На последней площадке в новом микрорайоне на ровном асфальте отходы не валялось, и на фоне порядка было решено взять заключительное интервью у руководителя администрации. Пристроившись слева от водружённой на вытянутый штатив камеры, Александра Юрасова задала два вопроса интервьюируемому.

– Собственно, вы видите, как обстоят дела. Очень плохо, – распалялся Пётр Передовой. Он не говорил, а активно проглатывал звуки, словно стеснялся их, и его усы-щётки комично шевелились. – Мусорные площадки в ужасном состоянии, люди разводят грязь. И попрошу заметить – наши же граждане!

Журналистка кивала, но изнутри закусила губу. «Так не пойдёт. Это вырезать.
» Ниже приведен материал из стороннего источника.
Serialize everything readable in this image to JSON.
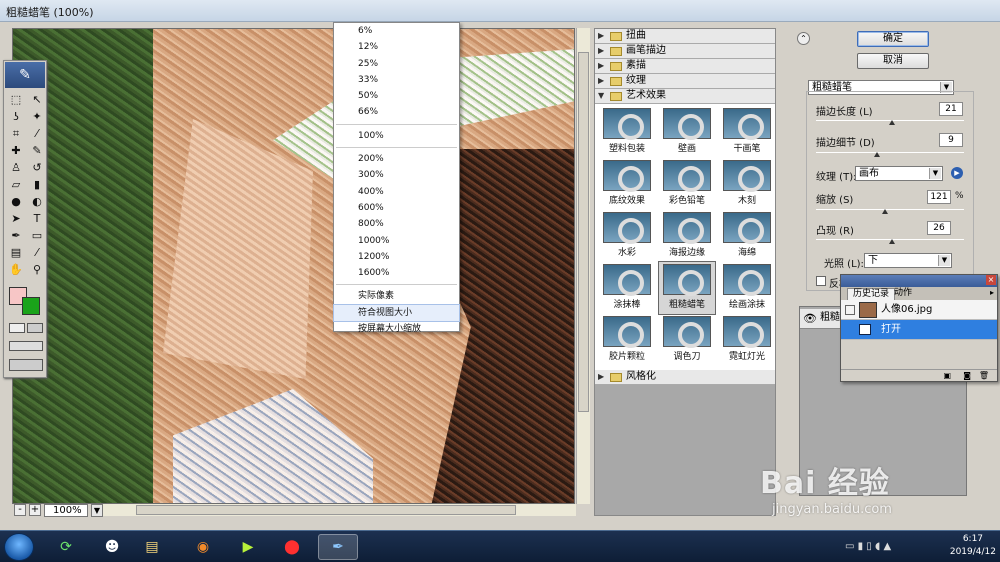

Надо что-то по делу».

Руководителю администрации необходимо было выговориться, рассуждала сотрудница пресс-службы, но предстояло перебить начальника, и, осознавая это всё чётче с каждым обвинительным словом Передового, она глубже тонула в собственном замешательстве и скованности, не решаясь подтолкнуть себя произнести требуемый вопрос.

Вдруг вклинился Степан Григорьев:

– А какой график уборки мусорных площадок?

Пётр Степанович перевёл взгляд на телекорреспондента, и тот приподнял микрофон.

Александра Георгиевна почувствовала, как наливается краской. «Почему я такой вопрос сразу не задала, а решила дать ему выговориться?» Оба эти хода привели бы к одному результату – Передовой отчеканил расписание уборок, количество мусорных машин, количество вывозимых за день кубов мусора – но её деликатный подход отнял несколько минут.

Во время интервью, который проводил Степан, с начальником коммунальной службы, она, поначалу украдкой, а потом, неприкрыто изучала сотрудника телевидения. Бо́льшую часть вопросов тот задавал, глядя мимо интервьюируемого, будто, по воздуху ловя бабочек, собирал слова для вопроса, но выслушивая ответ, буравил глазами интервьюируемого, сжимал челюсть, поигрывая желваками. И в позе с заложенной за спину рукой – казалось ей – выглядел увереннее в качестве корреспондента, несмотря даже на микрофон со смешным ворсистым набалдашником для ветрозащиты.

«Он только пришёл на это место, а так уверенно ведёт себя. И почему мне сейчас неловко?» – Саша, покусывая нижнюю губу изнутри, смотрела на свой умещавшийся в руке белый телефон и ковыряла ногтём металлический корпус. «Я веду себя как пишущий журналист, я люблю «покопаться» в человеке, – успокаивала она себя. – Да, телевидение требует резких, точных выпадов фехтовальщика. Просто это не моё. Я на своём месте – в Совете устраивает то, как я работаю. Просто я не такая цепкая, быстрая. Я… я размеренная, да».

Впервые за долгое время работы, она испытала малодушие, спроси её кто-нибудь сейчас, что чувствует, самым верным ответом оказалось бы: «Невнятно, как пирог, подгоревший снаружи и сырой внутри».

3

Хищная рыба отряда удильщикообразных.